Confermata, dalla Corte di cassazione, la decisione con cui, nel merito, era stato dichiarato illegittimo, per sproporzione, il licenziamento disciplinare intimato a un lavoratore.
La Corte territoriale, non avendo ritenuto dimostrato l'addebito di insubordinazione e minaccia imputato al dipendente, aveva invece giudicato provata la condotta contestatagli di aver rivolto delle ingiurie al coordinatore, ingiurie ritenute esistenti, ma non di gravità tale da legittimare il recesso.
Pur riconoscendo che gli epiteti offensivi rivolti al coordinatore fossero in contrasto con i generali canoni di civile convivenza, nonché, specificamente, con i basilari obblighi nascenti dal rapporto di lavoro, seppur non rilevanti sotto il profilo penalistico afferente le ipotesi di ingiuria, la Corte di gravame aveva comunque giudicato che la sanzione espulsiva comminata dal datore fosse sproporzionata rispetto al comportamento addebitato.
Contestualmente, aveva valutato che fosse adeguato applicare la tutela indennitaria in favore del dipendente, ma non quella reintegratoria.
Il prestatore, ciò posto, si era rivolto alla Suprema corte censurando la statuizione di merito.
La Cassazione, con ordinanza n. 38877 del 7 dicembre 2021, ha considerato infondate le sue censure, dopo aver rilevato che i motivi sollevati dal ricorrente erano relativi, sotto differente profilo, alle disposizioni del contratto collettivo aziendale, rispetto al quale il sindacato di legittimità poteva essere esercitato soltanto con riguardo a vizi di motivazione del provvedimento impugnato.
Nel caso in esame, non sussistevano le condizioni per il detto sindacato in quanto i motivi sollevati, in realtà, proponevano solamente una diversa interpretazione rispetto a quella fornita dal giudice d'appello.
Era altresì inconferente, in tale contesto, il richiamo operato dal dipendente alla "influenza della depenalizzazione sulla disciplina contrattuale", in quanto il testo contenuto nel contratto aziendale non richiamava il "reato" di ingiuria ma l'ingiuria quale contenuto di offese.
La Corte di legittimità, sul punto, ha richiamato il principio di autonomia tra giudizio penale e disciplinare, sottolineando che "la gravità della condotta ascritta al dipendente licenziato per giusta causa può avere un sufficiente rilievo disciplinare ed essere idonea a giustificare il licenziamento".

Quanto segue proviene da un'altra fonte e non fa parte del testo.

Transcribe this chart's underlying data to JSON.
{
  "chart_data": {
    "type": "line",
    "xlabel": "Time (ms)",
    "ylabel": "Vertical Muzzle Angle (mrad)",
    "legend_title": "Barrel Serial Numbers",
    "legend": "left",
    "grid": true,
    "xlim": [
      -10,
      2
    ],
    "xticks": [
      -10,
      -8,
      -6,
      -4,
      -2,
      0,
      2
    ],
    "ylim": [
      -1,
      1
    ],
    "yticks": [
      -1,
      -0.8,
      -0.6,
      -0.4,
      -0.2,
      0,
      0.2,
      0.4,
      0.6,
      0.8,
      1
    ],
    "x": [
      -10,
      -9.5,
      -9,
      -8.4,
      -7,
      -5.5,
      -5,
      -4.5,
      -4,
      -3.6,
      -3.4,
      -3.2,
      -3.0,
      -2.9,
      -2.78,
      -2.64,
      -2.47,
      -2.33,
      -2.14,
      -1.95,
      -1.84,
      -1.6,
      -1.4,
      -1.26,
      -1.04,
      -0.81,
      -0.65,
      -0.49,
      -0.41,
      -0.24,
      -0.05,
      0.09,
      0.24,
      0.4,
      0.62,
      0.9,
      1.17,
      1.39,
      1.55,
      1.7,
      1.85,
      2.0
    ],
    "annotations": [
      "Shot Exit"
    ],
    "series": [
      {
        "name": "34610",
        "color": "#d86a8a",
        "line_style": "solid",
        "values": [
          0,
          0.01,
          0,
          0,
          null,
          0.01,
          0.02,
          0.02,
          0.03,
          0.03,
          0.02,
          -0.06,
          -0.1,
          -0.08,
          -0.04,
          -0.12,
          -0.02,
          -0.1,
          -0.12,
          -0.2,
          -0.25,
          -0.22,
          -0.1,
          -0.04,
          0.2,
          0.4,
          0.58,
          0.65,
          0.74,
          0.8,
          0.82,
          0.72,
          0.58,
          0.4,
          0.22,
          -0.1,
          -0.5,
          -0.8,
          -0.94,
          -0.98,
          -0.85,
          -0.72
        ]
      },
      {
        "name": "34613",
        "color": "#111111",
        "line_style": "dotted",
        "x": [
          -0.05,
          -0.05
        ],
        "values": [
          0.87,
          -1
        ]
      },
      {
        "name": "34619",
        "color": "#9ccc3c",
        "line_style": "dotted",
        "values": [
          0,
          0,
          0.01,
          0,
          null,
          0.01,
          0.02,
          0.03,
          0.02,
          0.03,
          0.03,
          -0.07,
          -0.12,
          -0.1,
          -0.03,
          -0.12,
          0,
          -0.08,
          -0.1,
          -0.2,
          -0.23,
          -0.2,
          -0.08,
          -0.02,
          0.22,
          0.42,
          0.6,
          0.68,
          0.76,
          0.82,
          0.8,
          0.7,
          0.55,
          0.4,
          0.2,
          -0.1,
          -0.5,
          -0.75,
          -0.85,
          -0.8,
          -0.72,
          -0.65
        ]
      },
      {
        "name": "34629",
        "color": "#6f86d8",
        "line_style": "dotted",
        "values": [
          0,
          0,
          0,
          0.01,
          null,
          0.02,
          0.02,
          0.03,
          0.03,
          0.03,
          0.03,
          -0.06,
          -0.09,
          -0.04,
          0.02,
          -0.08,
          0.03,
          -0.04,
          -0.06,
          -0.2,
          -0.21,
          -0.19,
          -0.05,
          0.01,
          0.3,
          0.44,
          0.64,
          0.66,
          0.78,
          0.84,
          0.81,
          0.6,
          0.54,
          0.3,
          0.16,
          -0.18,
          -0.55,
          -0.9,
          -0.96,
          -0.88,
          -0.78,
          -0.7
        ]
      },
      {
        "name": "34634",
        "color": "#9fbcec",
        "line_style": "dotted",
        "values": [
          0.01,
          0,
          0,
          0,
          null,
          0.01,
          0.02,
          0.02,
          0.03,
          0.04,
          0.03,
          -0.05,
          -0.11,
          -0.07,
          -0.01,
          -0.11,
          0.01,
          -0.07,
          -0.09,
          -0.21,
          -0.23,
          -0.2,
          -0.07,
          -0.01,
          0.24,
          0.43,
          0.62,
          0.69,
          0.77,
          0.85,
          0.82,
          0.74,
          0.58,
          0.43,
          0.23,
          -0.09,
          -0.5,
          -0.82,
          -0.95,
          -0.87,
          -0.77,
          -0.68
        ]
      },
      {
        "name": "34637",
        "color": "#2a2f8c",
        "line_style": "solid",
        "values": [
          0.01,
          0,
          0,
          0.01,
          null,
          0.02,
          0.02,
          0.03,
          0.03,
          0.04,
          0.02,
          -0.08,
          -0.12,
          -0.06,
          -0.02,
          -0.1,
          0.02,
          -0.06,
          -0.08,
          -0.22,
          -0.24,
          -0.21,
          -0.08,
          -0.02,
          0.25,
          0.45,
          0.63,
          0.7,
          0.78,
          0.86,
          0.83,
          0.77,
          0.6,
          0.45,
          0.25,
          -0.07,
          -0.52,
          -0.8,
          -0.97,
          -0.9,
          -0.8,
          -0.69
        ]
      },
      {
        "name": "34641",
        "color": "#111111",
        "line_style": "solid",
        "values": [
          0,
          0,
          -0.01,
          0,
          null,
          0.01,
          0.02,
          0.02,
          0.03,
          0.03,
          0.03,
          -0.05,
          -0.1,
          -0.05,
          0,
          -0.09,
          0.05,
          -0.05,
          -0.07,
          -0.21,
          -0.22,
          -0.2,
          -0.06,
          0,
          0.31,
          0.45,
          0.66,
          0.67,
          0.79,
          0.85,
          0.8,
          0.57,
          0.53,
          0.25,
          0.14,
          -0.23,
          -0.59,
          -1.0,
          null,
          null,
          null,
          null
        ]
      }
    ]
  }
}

Ciò che rileva, quindi è "l'idoneità della condotta a ledere la fiducia del datore di lavoro, al di là della sua configurabilità come reato, e la prognosi circa il pregiudizio che agli scopi aziendali deriverebbe dalla continuazione del rapporto".
La valutazione operata dal giudice di appello, infatti, è correttamente diretta al rapporto di pregiudizialità tra comportamento tenuto dal lavoratore e permanenza del vincolo fiduciario.